Par Marwa Hussein, Ahmed Feteha et Bassem Aboul-Abass

Le groupe ministériel économique se compose de trois anciens hauts fonctionnaires de l’ère Moubarak: le ministre des Finances, celui de la Planification et de la Coopération internationale, et le ministre de l’Investissement. A quoi s’ajoute le ministre du Commerce et de l’Industrie, haut responsable exécutif dans l’une des plus grandes entreprises égyptiennes, Gozour. Un ministre de la Main-d’œuvre appartenant aux Frères musulmans a cependant rejoint le groupe. Le parcours de ces hommes laisse à penser qu’ils accorderont plus de privilèges au secteur privé, afin de l’inciter à investir davantage. Mais ils feront face à deux grands défis: la difficulté d’affronter une corruption enracinée et la réalisation de la justice sociale qui fait partie des revendications des révolutionnaires.Voici leur portrait.

Momtaz Al-Saïd, ministre des Finances

Al-Saïd est né en décembre 1948 et est diplômé de la faculté de Commerce de l’Université de Aïn-Chams. C’est le seul qui détenait un portefeuille dans l’ancien gouvernement Ganzouri [mis en place par le CSFA]. Avant d’être nommé ministre des Finances par Kamal Al-Ganzouri en décembre 2011, il était le numéro 2 du ministère.

En juin 2011, on fait appel à lui, alors qu’il est retraité, pour servir en tant que vice-ministre des Finances avec Hazem Al-Biblawi, au gouvernement de Essam Charaf. Al-Saïd est connu pour être un technocrate discipliné ayant passé une grande partie de sa carrière à travailler sur les budgets de l’Etat. A la fin des années 1990, il sert en tant que directeur général du département du budget au ministère des Finances. Aucun changement notable n’est à attendre des politiques d’Al-Saïd, étant donné ses tendances conservatrices. Cela était clair dans le budget de l’Etat 2012/2013 qu’il a lui-même élaboré.

Le budget en cours ne diffère guère de celui des années passées. Il garde la même structure et les mêmes répartitions. Il comprend une hausse des dépenses de 8,5 % par rapport à l’année dernière, une hausse équivalant à celle de l’inflation annuelle qui a régressé à 8,6 % en mai dernier. Il ne s’agit donc pas d’un budget expansionniste. Le ministre avait pris deux mois de retard avant de présenter le projet au Parlement, qui sera dissous quelques semaines après.

Par conséquent, il a été la cible de critiques de la part du Parti Liberté et justice des Frères musulmans, qui affirmait que le retard était délibéré. Un membre du parti a qualifié le budget de « complot » pour contrecarrer le nouveau président élu.

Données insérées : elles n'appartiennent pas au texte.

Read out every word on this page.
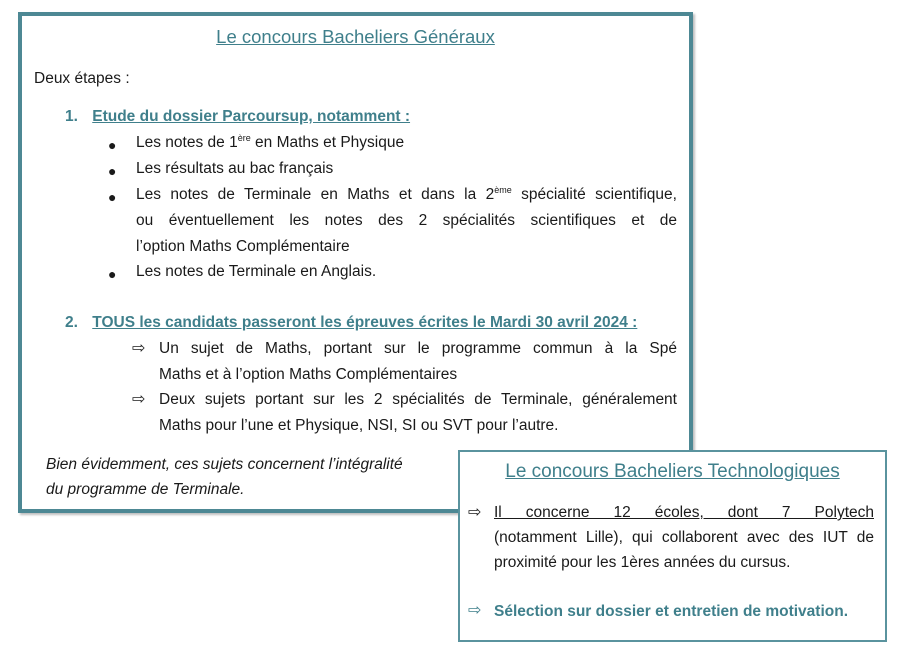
Le concours Bacheliers Généraux
Deux étapes :
1. Etude du dossier Parcoursup, notamment :
● Les notes de 1ère en Maths et Physique
● Les résultats au bac français
● Les notes de Terminale en Maths et dans la 2ème spécialité scientifique,
ou éventuellement les notes des 2 spécialités scientifiques et de
l’option Maths Complémentaire
● Les notes de Terminale en Anglais.
2. TOUS les candidats passeront les épreuves écrites le Mardi 30 avril 2024 :
⇨ Un sujet de Maths, portant sur le programme commun à la Spé
Maths et à l’option Maths Complémentaires
⇨ Deux sujets portant sur les 2 spécialités de Terminale, généralement
Maths pour l’une et Physique, NSI, SI ou SVT pour l’autre.
Bien évidemment, ces sujets concernent l’intégralité
du programme de Terminale.
Le concours Bacheliers Technologiques
⇨ Il concerne 12 écoles, dont 7 Polytech
(notamment Lille), qui collaborent avec des IUT de
proximité pour les 1ères années du cursus.
⇨ Sélection sur dossier et entretien de motivation.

«Ce budget est exactement le même que ceux de l’ère Moubarak», avait affirmé Achraf Badreddine, ex-député et chef du comité des politiques économiques au Parti Liberté et Justice à Al-Ahram en juin dernier. «Les mêmes politiques inefficaces donneront les mêmes résultats», avait-il dit. Al-Saïd apparaît rarement dans les médias bien qu’il ait été très proche de plusieurs ministres des Finances, dont Mohieddine Al-Gharib, accusé dans un procès de corruption dans les années 2000 avant d’être acquitté. Contrairement à ses prédécesseurs, il maintient un profil bas vis-à-vis du public.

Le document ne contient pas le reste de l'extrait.